Spese per attività stragiudiziale. In caso di sinistro stradale, ove il danneggiato abbia dato incarico ad uno studio di assistenza infortunistica di svolgere di attività stragiudiziale volta a richiedere il risarcimento del danno asseritamente sofferto, la corrispondente spesa sostenuta non è configurabile come danno emergente e non può, pertanto, essere riversata sul danneggiante o sulla sua compagnia di assicurazione quando sia stata superflua ai fini di una più pronta definizione del contenzioso, non avendo avuto in concreto utilità per evitare il giudizio o per assicurare una tutela più rapida risolvendo problemi tecnici di qualche complessità (Cass. n. 9548/2017).

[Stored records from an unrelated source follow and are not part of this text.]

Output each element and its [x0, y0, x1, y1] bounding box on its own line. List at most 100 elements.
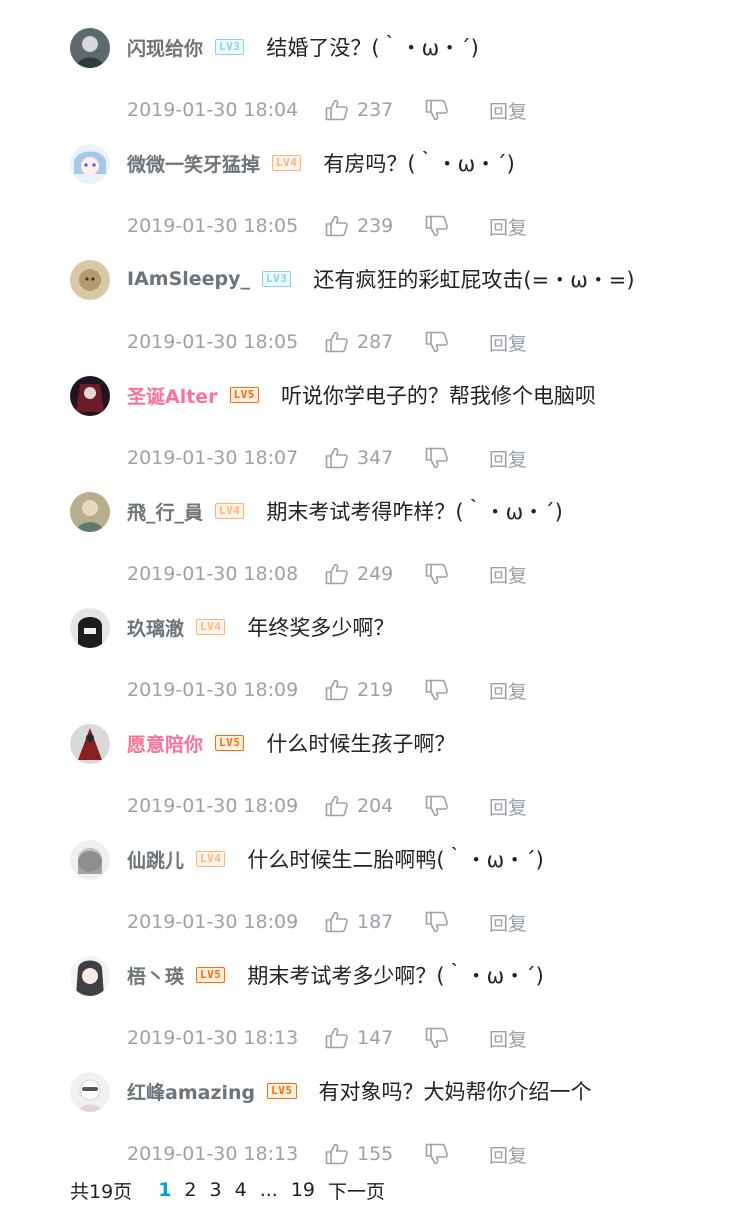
- like-count: 239: [357, 215, 394, 237]
- username[interactable]: 飛_行_員: [127, 498, 203, 525]
- avatar[interactable]: [70, 260, 110, 300]
- like-button[interactable]: 237: [325, 99, 425, 121]
- like-button[interactable]: 204: [325, 795, 425, 817]
- thumb-up-icon: [325, 1143, 348, 1165]
- avatar[interactable]: [70, 724, 110, 764]
- avatar[interactable]: [70, 840, 110, 880]
- timestamp: 2019-01-30 18:05: [127, 331, 299, 353]
- reply-button[interactable]: 回复: [489, 1141, 527, 1168]
- like-button[interactable]: 187: [325, 911, 425, 933]
- dislike-button[interactable]: [425, 331, 489, 353]
- dislike-button[interactable]: [425, 447, 489, 469]
- username[interactable]: 梧丶瑛: [127, 962, 184, 989]
- like-button[interactable]: 287: [325, 331, 425, 353]
- thumb-down-icon: [425, 215, 448, 237]
- comment-text: 年终奖多少啊？: [247, 616, 395, 640]
- reply-button[interactable]: 回复: [489, 793, 527, 820]
- page-ellipsis: ...: [259, 1179, 278, 1201]
- avatar[interactable]: [70, 608, 110, 648]
- comment-header: 梧丶瑛 LV5 期末考试考多少啊？(｀・ω・´): [127, 960, 544, 990]
- like-count: 219: [357, 679, 394, 701]
- dislike-button[interactable]: [425, 911, 489, 933]
- thumb-down-icon: [425, 1027, 448, 1049]
- avatar[interactable]: [70, 376, 110, 416]
- dislike-button[interactable]: [425, 795, 489, 817]
- like-button[interactable]: 347: [325, 447, 425, 469]
- reply-button[interactable]: 回复: [489, 1025, 527, 1052]
- username[interactable]: 圣诞Alter: [127, 382, 218, 409]
- like-button[interactable]: 239: [325, 215, 425, 237]
- username[interactable]: 愿意陪你: [127, 730, 203, 757]
- dislike-button[interactable]: [425, 215, 489, 237]
- username[interactable]: 玖璃澈: [127, 614, 184, 641]
- next-page-button[interactable]: 下一页: [328, 1177, 385, 1204]
- comment-item: 圣诞Alter LV5 听说你学电子的？帮我修个电脑呗 2019-01-30 1…: [0, 368, 751, 484]
- level-badge: LV5: [196, 967, 226, 983]
- comment-header: 闪现给你 LV3 结婚了没？(｀・ω・´): [127, 32, 479, 62]
- comment-item: 飛_行_員 LV4 期末考试考得咋样？(｀・ω・´) 2019-01-30 18…: [0, 484, 751, 600]
- username[interactable]: 红峰amazing: [127, 1078, 255, 1105]
- reply-button[interactable]: 回复: [489, 445, 527, 472]
- like-count: 187: [357, 911, 394, 933]
- like-count: 287: [357, 331, 394, 353]
- avatar-image: [70, 1072, 110, 1112]
- comment-header: 圣诞Alter LV5 听说你学电子的？帮我修个电脑呗: [127, 380, 596, 410]
- level-badge: LV3: [215, 39, 245, 55]
- timestamp: 2019-01-30 18:08: [127, 563, 299, 585]
- avatar-image: [70, 260, 110, 300]
- dislike-button[interactable]: [425, 1027, 489, 1049]
- thumb-down-icon: [425, 795, 448, 817]
- reply-button[interactable]: 回复: [489, 677, 527, 704]
- comment-meta: 2019-01-30 18:04 237 回复: [127, 96, 527, 124]
- thumb-up-icon: [325, 99, 348, 121]
- reply-button[interactable]: 回复: [489, 329, 527, 356]
- thumb-up-icon: [325, 1027, 348, 1049]
- avatar-image: [70, 492, 110, 532]
- thumb-down-icon: [425, 1143, 448, 1165]
- username[interactable]: IAmSleepy_: [127, 268, 250, 290]
- comment-meta: 2019-01-30 18:05 287 回复: [127, 328, 527, 356]
- thumb-down-icon: [425, 99, 448, 121]
- username[interactable]: 仙跳儿: [127, 846, 184, 873]
- avatar[interactable]: [70, 492, 110, 532]
- comment-item: 微微一笑牙猛掉 LV4 有房吗？(｀・ω・´) 2019-01-30 18:05…: [0, 136, 751, 252]
- timestamp: 2019-01-30 18:13: [127, 1027, 299, 1049]
- avatar-image: [70, 840, 110, 880]
- username[interactable]: 闪现给你: [127, 34, 203, 61]
- avatar[interactable]: [70, 28, 110, 68]
- page-link[interactable]: 4: [235, 1179, 247, 1201]
- like-button[interactable]: 155: [325, 1143, 425, 1165]
- like-button[interactable]: 219: [325, 679, 425, 701]
- comment-item: 红峰amazing LV5 有对象吗？大妈帮你介绍一个 2019-01-30 1…: [0, 1064, 751, 1180]
- dislike-button[interactable]: [425, 563, 489, 585]
- avatar[interactable]: [70, 956, 110, 996]
- like-button[interactable]: 147: [325, 1027, 425, 1049]
- dislike-button[interactable]: [425, 679, 489, 701]
- like-count: 155: [357, 1143, 394, 1165]
- avatar[interactable]: [70, 144, 110, 184]
- reply-button[interactable]: 回复: [489, 213, 527, 240]
- timestamp: 2019-01-30 18:04: [127, 99, 299, 121]
- dislike-button[interactable]: [425, 1143, 489, 1165]
- comment-item: 仙跳儿 LV4 什么时候生二胎啊鸭(｀・ω・´) 2019-01-30 18:0…: [0, 832, 751, 948]
- page-link[interactable]: 2: [184, 1179, 196, 1201]
- comment-item: 玖璃澈 LV4 年终奖多少啊？ 2019-01-30 18:09 219 回复: [0, 600, 751, 716]
- avatar[interactable]: [70, 1072, 110, 1112]
- timestamp: 2019-01-30 18:07: [127, 447, 299, 469]
- reply-button[interactable]: 回复: [489, 97, 527, 124]
- comment-header: 仙跳儿 LV4 什么时候生二胎啊鸭(｀・ω・´): [127, 844, 544, 874]
- dislike-button[interactable]: [425, 99, 489, 121]
- thumb-up-icon: [325, 563, 348, 585]
- level-badge: LV4: [196, 619, 226, 635]
- timestamp: 2019-01-30 18:13: [127, 1143, 299, 1165]
- level-badge: LV4: [196, 851, 226, 867]
- page-link[interactable]: 3: [210, 1179, 222, 1201]
- like-button[interactable]: 249: [325, 563, 425, 585]
- thumb-up-icon: [325, 795, 348, 817]
- timestamp: 2019-01-30 18:09: [127, 795, 299, 817]
- reply-button[interactable]: 回复: [489, 561, 527, 588]
- avatar-image: [70, 144, 110, 184]
- page-link[interactable]: 19: [291, 1179, 315, 1201]
- reply-button[interactable]: 回复: [489, 909, 527, 936]
- username[interactable]: 微微一笑牙猛掉: [127, 150, 260, 177]
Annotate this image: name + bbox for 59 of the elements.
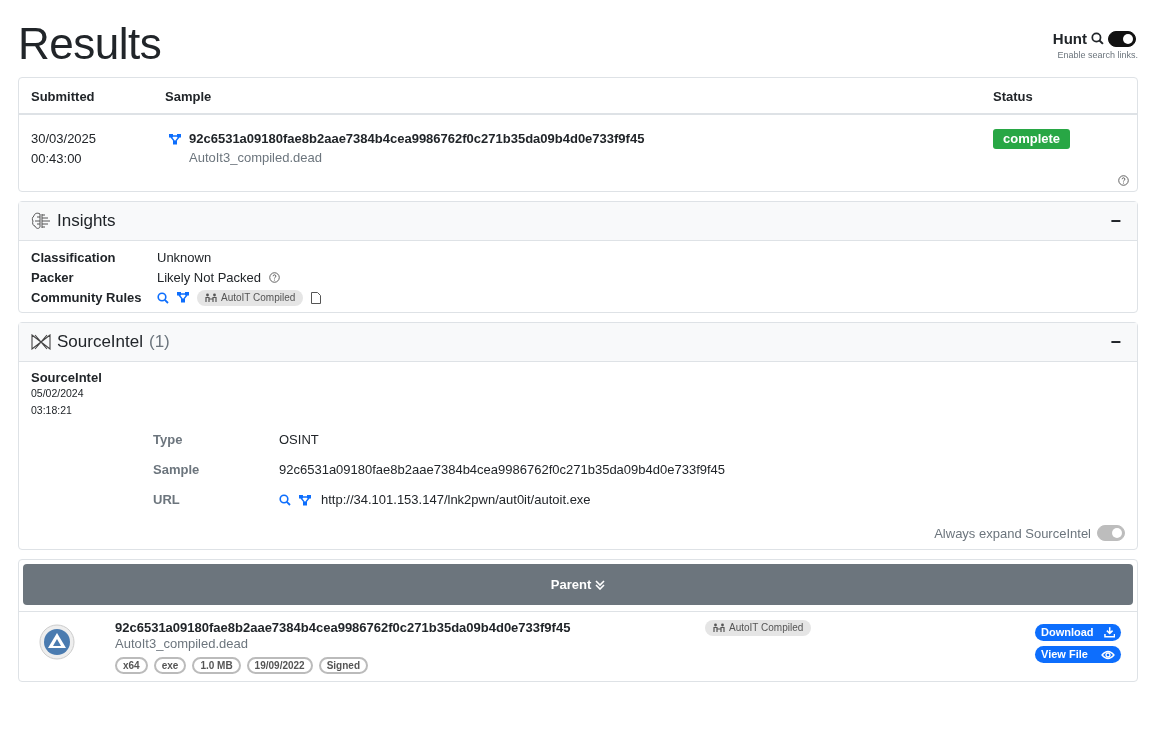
field-label: Packer (31, 269, 75, 286)
file-tag: 1.0 MB (192, 657, 241, 674)
submitted-date: 30/03/2025 (31, 130, 98, 148)
graph-icon[interactable] (299, 494, 311, 506)
field-label: URL (153, 491, 181, 509)
field-label: Classification (31, 249, 117, 266)
file-tag: Signed (318, 657, 368, 674)
collapse-button[interactable]: − (1106, 331, 1125, 353)
column-header: Submitted (31, 89, 96, 104)
search-icon[interactable] (1091, 32, 1104, 45)
parent-hash[interactable]: 92c6531a09180fae8b2aae7384b4cea9986762f0c271b35da09b4d0e733f9f45 (115, 620, 705, 635)
people-icon (205, 292, 217, 303)
field-value: Likely Not Packed (157, 269, 262, 286)
hunt-toggle[interactable] (1108, 30, 1136, 47)
eye-icon (1101, 649, 1115, 660)
app-logo-icon (39, 624, 75, 660)
file-tag: exe (153, 657, 187, 674)
section-count: (1) (149, 332, 170, 352)
parent-button[interactable]: Parent (23, 564, 1133, 605)
field-label: Sample (153, 461, 201, 479)
status-badge: complete (993, 129, 1071, 149)
hunt-hint: Enable search links. (1057, 50, 1138, 60)
rule-tag[interactable]: AutoIT Compiled (705, 620, 812, 636)
hunt-label: Hunt (1052, 30, 1087, 47)
file-tag: x64 (115, 657, 148, 674)
brain-icon (31, 212, 51, 230)
field-value: OSINT (279, 431, 320, 449)
field-label: Type (153, 431, 184, 449)
field-value: 92c6531a09180fae8b2aae7384b4cea9986762f0c271b35da09b4d0e733f9f45 (279, 461, 727, 479)
rule-tag[interactable]: AutoIT Compiled (197, 289, 304, 306)
source-date: 05/02/2024 (31, 386, 85, 401)
section-title: SourceIntel (57, 332, 143, 352)
chevrons-down-icon (595, 579, 606, 590)
submitted-time: 00:43:00 (31, 150, 83, 168)
bowtie-icon (31, 334, 51, 350)
graph-icon[interactable] (169, 133, 181, 145)
column-header: Status (993, 89, 1034, 104)
field-value: Unknown (157, 249, 213, 266)
people-icon (713, 623, 725, 633)
help-icon[interactable] (269, 272, 281, 283)
sample-hash[interactable]: 92c6531a09180fae8b2aae7384b4cea9986762f0c271b35da09b4d0e733f9f45 (189, 129, 645, 149)
download-icon (1103, 627, 1115, 638)
source-name: SourceIntel (31, 370, 103, 385)
parent-filename: AutoIt3_compiled.dead (115, 635, 249, 653)
url-link[interactable]: http://34.101.153.147/lnk2pwn/aut0it/autoit.exe (321, 491, 591, 509)
sample-filename: AutoIt3_compiled.dead (189, 149, 323, 167)
collapse-button[interactable]: − (1106, 210, 1125, 232)
column-header: Sample (165, 89, 213, 104)
toggle-label: Always expand SourceIntel (934, 525, 1091, 541)
section-title: Insights (57, 211, 116, 231)
page-title: Results (18, 18, 162, 70)
field-label: Community Rules (31, 289, 143, 306)
source-time: 03:18:21 (31, 403, 73, 418)
file-tag: 19/09/2022 (246, 657, 313, 674)
download-button[interactable]: Download (1035, 624, 1121, 641)
view-file-button[interactable]: View File (1035, 646, 1121, 663)
help-icon[interactable] (1118, 175, 1129, 186)
document-icon[interactable] (311, 291, 322, 304)
graph-icon[interactable] (177, 292, 189, 303)
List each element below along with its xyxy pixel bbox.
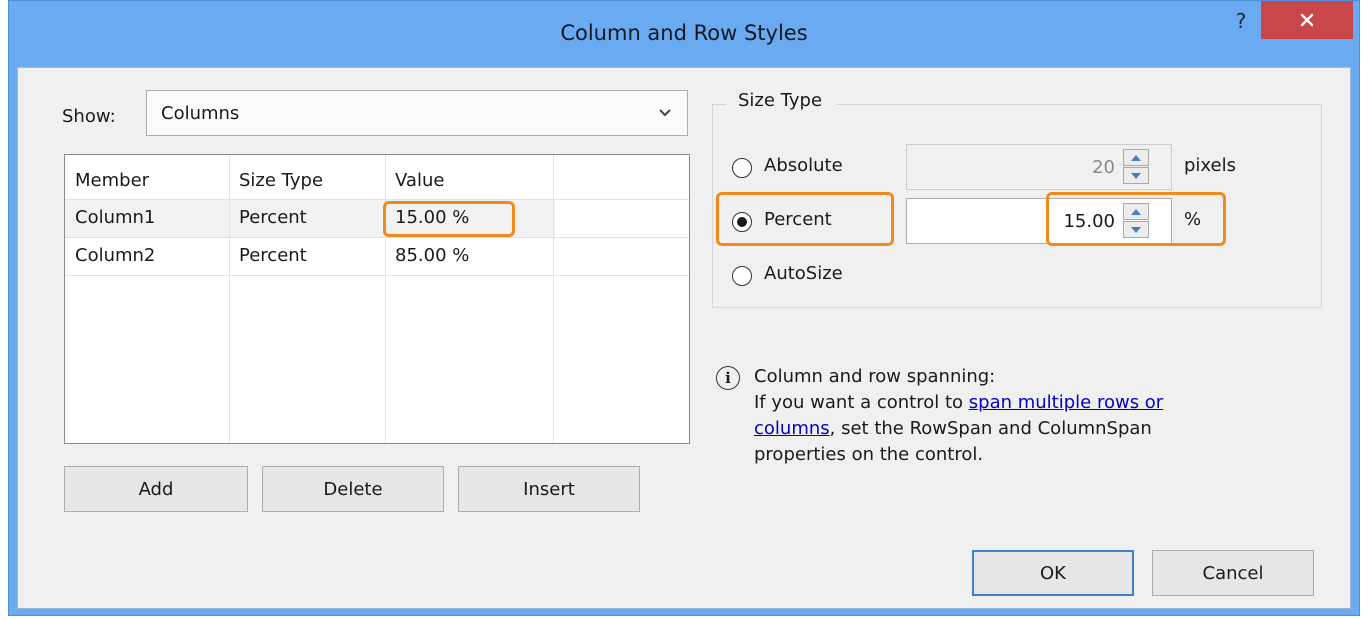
absolute-label[interactable]: Absolute xyxy=(764,155,843,176)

Danno ambientale. Non residua alcun danno ambientale economicamente quantificabile e quindi risarcibile — né in forma specifica né, a maggior ragione per equivalente — ogniqualvolta, avutasi la riduzione al pristino stato, non persista la necessità di ulteriori misure sul territorio oggetto dell'intervento inquinante o danneggiante, soltanto il costo (ovvero il rimborso) delle quali potrà essere oggetto di condanna nei confronti dei danneggianti (Cass. n. 16806/2015).

Bibliografia

Berti, Il nesso di causalità in responsabilità civile, Milano, 2013; Bianca, Inadempimento delle obbligazioni, in Comm. S.B., Bologna-Roma, 1979; Capecchi, Il nesso di causalità, Padova, 2012; Fedi, Nesso di causalità: nuove prospettive della giurisprudenza di cassazione, in Giust. civ. 1991, I, 3019; Franzoni, Il danno al patrimonio, Milano, 1996; Realmonte, Il problema del rapporto di causalità nel risarcimento del danno, Milano, 1967; Rossetti, Art. 2056 c.c., in Comm. c.c. diretto da Gabrielli, Torino, 2011; Salvi, Risarcimento, in Enc. dir., XL, Milano, 1989.